Keuwaah ? Un casque à mon nom ? Eh non, il s'agit en fait de celui de Nathan Skweres, du "Journal de la télé" sur Nostalgie. Moi qui déprimais parce qu'il n'y avait aucun Nathan en radio, j'étais enfin rassuré !

Je me suis rendu quelques fois dans le studio pour (harceler) questionner les animateurs/journalistes sur plein de détails pendant que les musiques étaient jouées.

Quand je vous disais que l'équipe était cool ! Voici une photo prise durant le temps de midi. De gauche à droite : Pedro Taveira (@pedro_taveira) / Une stagiaire ravissante
/ Brice Depasse (@BriceDepasse) / Olivier Labreuil (@JournalMusique) / et un peu plus loin, Joël Habay (@JoelHabay)
Dans la deuxième semaine de stage, j’ai pu réaliser une interview de terrain avec une ancienne artiste de la Nouvelle Star qui était en promotion en Belgique. C’est la première fois que j’utilisais le micro portable. J’ai bien flippé pendant environ une semaine parce que j’étais sûr que j’allais me planter dans les boutons mais finalement ça s’est plutôt bien passé ! J’ai découvert une autre manière de faire des interviews par rapport à celles que je faisais pour mes papiers, c’était assez troublant, mais sympa.

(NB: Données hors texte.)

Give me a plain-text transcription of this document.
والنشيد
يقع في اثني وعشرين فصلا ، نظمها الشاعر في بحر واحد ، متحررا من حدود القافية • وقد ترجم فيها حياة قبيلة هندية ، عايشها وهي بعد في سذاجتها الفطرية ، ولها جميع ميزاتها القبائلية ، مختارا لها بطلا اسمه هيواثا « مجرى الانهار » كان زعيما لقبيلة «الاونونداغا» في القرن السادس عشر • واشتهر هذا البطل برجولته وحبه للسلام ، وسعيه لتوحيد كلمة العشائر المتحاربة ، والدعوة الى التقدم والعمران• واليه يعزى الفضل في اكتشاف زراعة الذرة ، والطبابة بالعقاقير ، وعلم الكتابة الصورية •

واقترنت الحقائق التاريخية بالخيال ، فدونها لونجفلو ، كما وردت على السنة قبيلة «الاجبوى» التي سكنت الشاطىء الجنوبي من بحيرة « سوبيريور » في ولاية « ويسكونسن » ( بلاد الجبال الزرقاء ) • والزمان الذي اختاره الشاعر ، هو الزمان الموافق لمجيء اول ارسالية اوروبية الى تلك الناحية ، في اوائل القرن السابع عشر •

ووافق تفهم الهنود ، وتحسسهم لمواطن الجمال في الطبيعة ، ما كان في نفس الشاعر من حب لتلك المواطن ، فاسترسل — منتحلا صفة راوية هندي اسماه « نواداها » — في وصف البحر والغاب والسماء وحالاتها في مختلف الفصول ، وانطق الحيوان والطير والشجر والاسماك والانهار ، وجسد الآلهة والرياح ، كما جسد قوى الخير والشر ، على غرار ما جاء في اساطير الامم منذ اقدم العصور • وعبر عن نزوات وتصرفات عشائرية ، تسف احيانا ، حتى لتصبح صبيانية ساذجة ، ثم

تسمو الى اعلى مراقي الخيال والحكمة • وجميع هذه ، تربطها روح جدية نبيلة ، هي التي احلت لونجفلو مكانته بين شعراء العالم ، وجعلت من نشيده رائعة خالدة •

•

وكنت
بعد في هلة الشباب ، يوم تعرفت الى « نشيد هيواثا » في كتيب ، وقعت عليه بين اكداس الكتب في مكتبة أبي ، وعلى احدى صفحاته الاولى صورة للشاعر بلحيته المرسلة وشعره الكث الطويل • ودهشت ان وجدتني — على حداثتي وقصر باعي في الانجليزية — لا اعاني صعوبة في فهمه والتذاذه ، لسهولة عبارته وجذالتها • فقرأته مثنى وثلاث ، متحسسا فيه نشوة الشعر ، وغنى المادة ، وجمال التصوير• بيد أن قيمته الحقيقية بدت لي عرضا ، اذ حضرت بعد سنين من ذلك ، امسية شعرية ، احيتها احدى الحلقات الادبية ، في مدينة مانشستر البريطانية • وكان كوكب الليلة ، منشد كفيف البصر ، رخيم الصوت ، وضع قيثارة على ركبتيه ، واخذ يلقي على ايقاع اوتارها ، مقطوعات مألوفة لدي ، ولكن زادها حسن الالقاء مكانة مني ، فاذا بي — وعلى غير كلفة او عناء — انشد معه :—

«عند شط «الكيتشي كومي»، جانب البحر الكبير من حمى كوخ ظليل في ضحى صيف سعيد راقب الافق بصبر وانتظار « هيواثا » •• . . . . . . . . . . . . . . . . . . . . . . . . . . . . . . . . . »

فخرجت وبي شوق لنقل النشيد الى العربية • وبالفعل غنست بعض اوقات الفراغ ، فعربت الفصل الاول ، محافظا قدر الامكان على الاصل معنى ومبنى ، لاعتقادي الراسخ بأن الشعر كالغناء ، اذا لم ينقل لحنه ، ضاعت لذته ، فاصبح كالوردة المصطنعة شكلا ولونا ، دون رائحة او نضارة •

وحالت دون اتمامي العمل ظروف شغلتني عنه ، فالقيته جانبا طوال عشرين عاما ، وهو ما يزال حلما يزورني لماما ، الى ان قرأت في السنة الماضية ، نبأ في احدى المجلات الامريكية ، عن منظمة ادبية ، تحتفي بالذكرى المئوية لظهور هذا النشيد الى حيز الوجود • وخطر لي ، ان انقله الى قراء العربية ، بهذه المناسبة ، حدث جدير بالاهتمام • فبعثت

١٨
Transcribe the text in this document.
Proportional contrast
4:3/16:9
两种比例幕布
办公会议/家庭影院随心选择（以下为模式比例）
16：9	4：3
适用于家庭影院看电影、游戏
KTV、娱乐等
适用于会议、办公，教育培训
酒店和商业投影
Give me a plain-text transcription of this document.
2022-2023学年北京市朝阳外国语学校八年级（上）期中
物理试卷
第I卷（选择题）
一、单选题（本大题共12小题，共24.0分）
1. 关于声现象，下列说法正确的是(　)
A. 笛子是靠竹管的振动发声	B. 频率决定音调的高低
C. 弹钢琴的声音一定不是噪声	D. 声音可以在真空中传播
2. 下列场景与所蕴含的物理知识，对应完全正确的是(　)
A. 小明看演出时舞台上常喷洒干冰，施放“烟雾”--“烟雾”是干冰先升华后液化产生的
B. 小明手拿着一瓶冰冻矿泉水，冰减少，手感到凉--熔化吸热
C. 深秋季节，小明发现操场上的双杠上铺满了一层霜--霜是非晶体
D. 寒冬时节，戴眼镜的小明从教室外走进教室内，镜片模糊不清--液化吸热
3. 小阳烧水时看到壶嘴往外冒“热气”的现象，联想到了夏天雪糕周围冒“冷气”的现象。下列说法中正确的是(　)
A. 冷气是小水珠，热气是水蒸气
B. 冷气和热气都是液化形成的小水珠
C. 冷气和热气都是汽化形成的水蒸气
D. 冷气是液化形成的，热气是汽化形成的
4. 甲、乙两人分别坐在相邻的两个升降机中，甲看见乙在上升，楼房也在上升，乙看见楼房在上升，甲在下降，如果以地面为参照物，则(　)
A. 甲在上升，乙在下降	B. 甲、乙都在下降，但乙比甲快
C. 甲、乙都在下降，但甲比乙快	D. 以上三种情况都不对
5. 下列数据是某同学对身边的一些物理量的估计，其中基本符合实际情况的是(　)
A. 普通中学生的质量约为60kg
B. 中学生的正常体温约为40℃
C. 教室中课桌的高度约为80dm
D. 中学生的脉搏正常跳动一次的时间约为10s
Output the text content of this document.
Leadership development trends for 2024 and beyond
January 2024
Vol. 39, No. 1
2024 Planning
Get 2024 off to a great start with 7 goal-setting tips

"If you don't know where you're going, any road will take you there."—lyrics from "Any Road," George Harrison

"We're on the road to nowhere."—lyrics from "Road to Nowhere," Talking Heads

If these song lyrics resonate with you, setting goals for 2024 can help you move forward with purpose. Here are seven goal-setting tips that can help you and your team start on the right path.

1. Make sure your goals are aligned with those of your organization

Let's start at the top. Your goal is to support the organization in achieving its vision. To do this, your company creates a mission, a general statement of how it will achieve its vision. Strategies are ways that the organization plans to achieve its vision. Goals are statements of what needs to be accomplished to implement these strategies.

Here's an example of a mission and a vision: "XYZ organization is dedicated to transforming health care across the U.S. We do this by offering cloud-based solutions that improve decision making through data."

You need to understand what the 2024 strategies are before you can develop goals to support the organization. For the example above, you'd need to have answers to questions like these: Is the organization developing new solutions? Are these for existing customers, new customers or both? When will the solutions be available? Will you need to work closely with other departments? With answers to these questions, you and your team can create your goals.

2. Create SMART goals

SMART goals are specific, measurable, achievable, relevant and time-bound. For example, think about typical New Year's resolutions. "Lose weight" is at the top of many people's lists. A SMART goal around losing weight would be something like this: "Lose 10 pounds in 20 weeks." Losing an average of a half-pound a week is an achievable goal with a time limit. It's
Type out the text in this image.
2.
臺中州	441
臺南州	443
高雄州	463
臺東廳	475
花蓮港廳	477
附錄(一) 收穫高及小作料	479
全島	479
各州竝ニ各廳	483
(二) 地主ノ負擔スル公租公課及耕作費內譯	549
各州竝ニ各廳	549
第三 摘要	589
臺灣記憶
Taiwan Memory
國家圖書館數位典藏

En route pour un reportage de terrain avec un carnet et mon grââl du moment: un enregistreur.
Le reportage d’ambiance aussi, m’a un peu troublé. Je ne savais pas que c’était aussi compliqué de trouver des effets sonores et sons d’ambiance pour agrémenter une capsule radio. Probablement s’agit-il d’une habitude qu’on acquiert au fur et à mesure des reportages..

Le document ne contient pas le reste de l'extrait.